Variation with separation x of electric potential energy E_P of particle Q is shown in Fig.

(i) State how magnitude of the electric field strength is related to potential gradient.

(ii) Use answer in (i) to show that the force on particle Q is proportional to the gradient of the curve of Fig.

(c) Magnitude of the charge on each of the particles P and Q is 1.6 × 10^–19 C.

Calculate separation of particles at the point where particle Q has electric potential energy equal to –5.1 eV.

(d) By reference to Fig, state and explain

(i) whether the two charges have the same, or opposite, sign,

(ii) effect, if any, on the shape of the graph of doubling the charge on particle P.
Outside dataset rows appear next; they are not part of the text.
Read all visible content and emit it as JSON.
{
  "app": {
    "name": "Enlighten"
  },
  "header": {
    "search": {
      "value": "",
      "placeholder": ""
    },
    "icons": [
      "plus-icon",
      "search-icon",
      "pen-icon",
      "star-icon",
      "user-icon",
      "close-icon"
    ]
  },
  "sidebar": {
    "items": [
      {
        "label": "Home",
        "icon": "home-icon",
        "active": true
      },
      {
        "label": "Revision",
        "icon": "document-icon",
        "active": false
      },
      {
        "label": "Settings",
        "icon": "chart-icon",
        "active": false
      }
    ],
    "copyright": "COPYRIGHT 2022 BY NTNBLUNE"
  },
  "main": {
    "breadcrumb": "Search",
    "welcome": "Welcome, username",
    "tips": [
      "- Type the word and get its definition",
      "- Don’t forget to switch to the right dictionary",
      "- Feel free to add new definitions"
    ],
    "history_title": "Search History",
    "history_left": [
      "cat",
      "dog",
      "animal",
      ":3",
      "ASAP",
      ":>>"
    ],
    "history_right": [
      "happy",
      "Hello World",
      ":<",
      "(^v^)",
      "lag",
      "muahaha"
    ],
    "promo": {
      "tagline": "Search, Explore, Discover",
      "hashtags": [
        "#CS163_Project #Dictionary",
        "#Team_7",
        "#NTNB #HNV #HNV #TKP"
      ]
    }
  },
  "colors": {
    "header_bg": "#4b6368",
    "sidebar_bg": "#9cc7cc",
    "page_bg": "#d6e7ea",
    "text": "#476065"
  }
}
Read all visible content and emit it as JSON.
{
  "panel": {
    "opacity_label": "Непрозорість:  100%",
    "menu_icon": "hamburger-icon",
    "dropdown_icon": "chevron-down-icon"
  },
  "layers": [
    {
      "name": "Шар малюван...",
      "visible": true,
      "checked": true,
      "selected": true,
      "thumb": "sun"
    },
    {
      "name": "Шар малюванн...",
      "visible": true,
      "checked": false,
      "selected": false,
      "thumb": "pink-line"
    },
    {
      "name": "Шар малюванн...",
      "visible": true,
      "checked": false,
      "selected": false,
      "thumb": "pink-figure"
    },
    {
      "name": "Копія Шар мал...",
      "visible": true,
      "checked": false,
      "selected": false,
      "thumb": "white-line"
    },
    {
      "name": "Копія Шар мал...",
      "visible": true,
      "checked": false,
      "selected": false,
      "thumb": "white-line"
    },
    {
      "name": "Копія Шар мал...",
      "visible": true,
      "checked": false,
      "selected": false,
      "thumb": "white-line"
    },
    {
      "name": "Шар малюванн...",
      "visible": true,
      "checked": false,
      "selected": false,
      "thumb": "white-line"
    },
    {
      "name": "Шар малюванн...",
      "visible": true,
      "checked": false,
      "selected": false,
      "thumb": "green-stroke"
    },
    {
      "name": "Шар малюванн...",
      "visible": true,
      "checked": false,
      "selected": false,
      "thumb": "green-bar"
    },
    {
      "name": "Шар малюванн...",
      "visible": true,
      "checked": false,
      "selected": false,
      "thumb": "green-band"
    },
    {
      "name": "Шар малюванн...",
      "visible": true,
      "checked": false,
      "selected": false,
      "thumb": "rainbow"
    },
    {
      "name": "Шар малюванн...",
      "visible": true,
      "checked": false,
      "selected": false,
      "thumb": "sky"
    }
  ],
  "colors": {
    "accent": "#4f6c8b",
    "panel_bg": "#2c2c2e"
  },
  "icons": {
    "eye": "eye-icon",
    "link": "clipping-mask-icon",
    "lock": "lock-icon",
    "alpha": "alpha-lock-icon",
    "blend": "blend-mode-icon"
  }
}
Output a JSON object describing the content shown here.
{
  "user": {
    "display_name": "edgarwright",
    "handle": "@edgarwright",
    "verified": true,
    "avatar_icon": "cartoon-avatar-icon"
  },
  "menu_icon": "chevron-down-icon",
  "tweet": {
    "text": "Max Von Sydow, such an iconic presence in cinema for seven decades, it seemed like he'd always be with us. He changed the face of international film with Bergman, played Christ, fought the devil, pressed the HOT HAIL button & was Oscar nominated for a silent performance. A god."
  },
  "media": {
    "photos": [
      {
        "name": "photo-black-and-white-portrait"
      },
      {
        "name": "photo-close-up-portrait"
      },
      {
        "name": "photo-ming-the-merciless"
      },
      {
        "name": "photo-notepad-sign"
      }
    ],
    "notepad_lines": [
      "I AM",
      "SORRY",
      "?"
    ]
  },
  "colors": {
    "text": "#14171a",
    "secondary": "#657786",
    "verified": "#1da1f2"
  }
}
Reference: Past Exam Paper – June 2011 Paper 41 Q4



Solution 551:

(a) The electric potential at a point is defined as the work done in bringing unit positive charge from infinity (to that point).

(b)

(i) The magnitude of the electric field strength is the potential gradient

(ii) The electric field strength is proportional to the force (on particle Q). The electric potential gradient itself is proportional to the gradient of the (potential energy) graph given (as stated in part (i)). So the force is proportional to the gradient of the graph.

(c)

An energy of 5.1 eV = 5.1 × (1.6 × 10^–19) (J)

Electric potential energy = Q₁Q₂ / 4πε₀r

{When dealing with magnitudes, we may neglect the sign of the electric potential energy.}

5.1 × (1.6 × 10^–19) = (1.6 × 10^–19)² / (4π × (8.85 × 10^–12) × r)

Separation r = 2.8 × 10^–10 m

(d)

(i) Work is got out when the charge separation x decreases, so the charges are of opposite sign

(ii) The energy would be doubled. So, the gradient would be increased.